Mike Reiss explains what's gone wrong for the Patriots when they get into the red zone. (0:59)

FOXBOROUGH, Mass. -- New England Patriots quarterback Mac Jones reflected this week on his college recruiting trip to the University of Kentucky, as he considered a big issue facing the Patriots.

It was at Kentucky, before he committed to Alabama, when he learned about the flip-the-switch approach. And it’s what he believes the Patriots -- ranked 31st out of 32 teams in touchdown percentage inside the red zone -- could benefit from heading into their Thanksgiving road game against the Minnesota Vikings (8:20 p.m. ET, NBC).
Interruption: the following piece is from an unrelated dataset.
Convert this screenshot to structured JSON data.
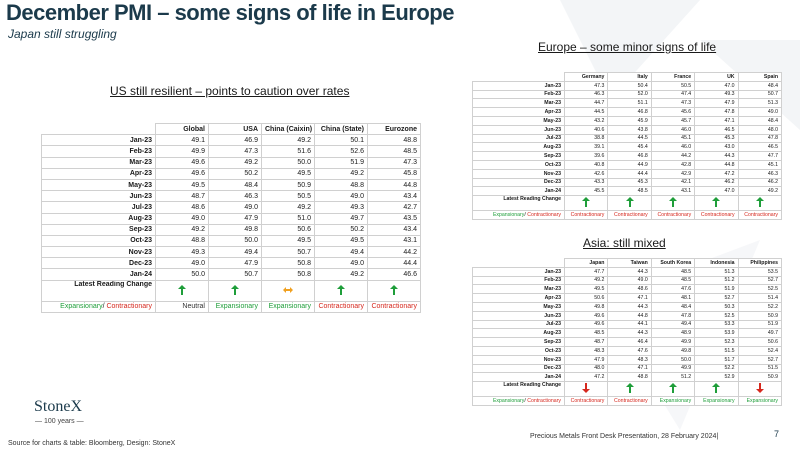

“They were kind of struggling in the red zone and their thing was ‘flip the switch.’ When you start getting into that fringe [area], the red area, flip the switch. It’s where you really need to pick it up,” Jones said in his weekly interview on sports radio WEEI.

“I kind of utilized that at Alabama a little bit too. Right now, that’s our biggest area we need to flip the switch and make something good happen.”

In Sunday’s 10-3 win over the New York Jets, the Patriots put on a clinic of how to flip the switch -- in the wrong direction.

On their first trip to the red zone, tight end Jonnu Smith had a potential touchdown on a well-timed end-around but fumbled the football while attempting to switch it to his outside hand. He was fortunate to recover the ball.

Two plays later, receiver Kendrick Bourne appeared to align incorrectly, costing the team five yards for an illegal formation.

They were examples of the Patriots not doing the fundamental things and, thus, making things harder on themselves than it needed it be. They ended up settling for a short field goal.

Then on their second and final trip inside the 20, things were looking promising on third-and-2 from the Jets’ 7 before the struggles reached arguably the lowest point yet.

Right tackle Yodny Cajuste was penalized for holding, making it third-and-12. Then left tackle Trent Brown was beaten, as Jones was dropped for a sack and loss of nine yards.

That turned what would have been a 25-yard field goal into a 44-yarder, which was costly on a windy day as kicker Nick Folk came up short.

“A lot of it comes back to execution by us -- not talking the sacks, getting points. Positive plays are what we’re trying to get,” Jones said. “We’re going backwards too much.”

That issue extends beyond the red zone, as the Patriots have had 34 plays (not including penalties) over the last three games that produced negative yardage. That’s high, and while defenses from the Jets and Colts deserve some credit for that, the Patriots believe they move the football at a high level when they stop hurting themselves.

Specific to the red zone, Jones said they’ve had a heightened awareness in recent weeks, adding: “We’ve put emphasis on it over and over. At this point, it’s time to just go out and do it.”

“We don’t have any trouble moving the ball,” added running back Rhamondre Stevenson, who leads the Patriots (6-4) with 644 yards on 144 carries (4.5 YPC) and four touchdowns. “Once we get into their territory, we don’t do well. That’s something we need to work on.”

Thursday could be the right time for a breakout, as the Vikings (8-2) rank last in the NFL, allowing opponents 20 touchdowns in 28 red zone trips.

Coach Bill Belichick has seen plenty of good offensive play in the red zone over his 48-year NFL coaching career and one word stands out to him when considering the characteristics of a good attack inside the 20.

“Balance,” he said. “Run it. Throw it.”

That’s something the Patriots aim to do on Thanksgiving -- with a flip of the switch.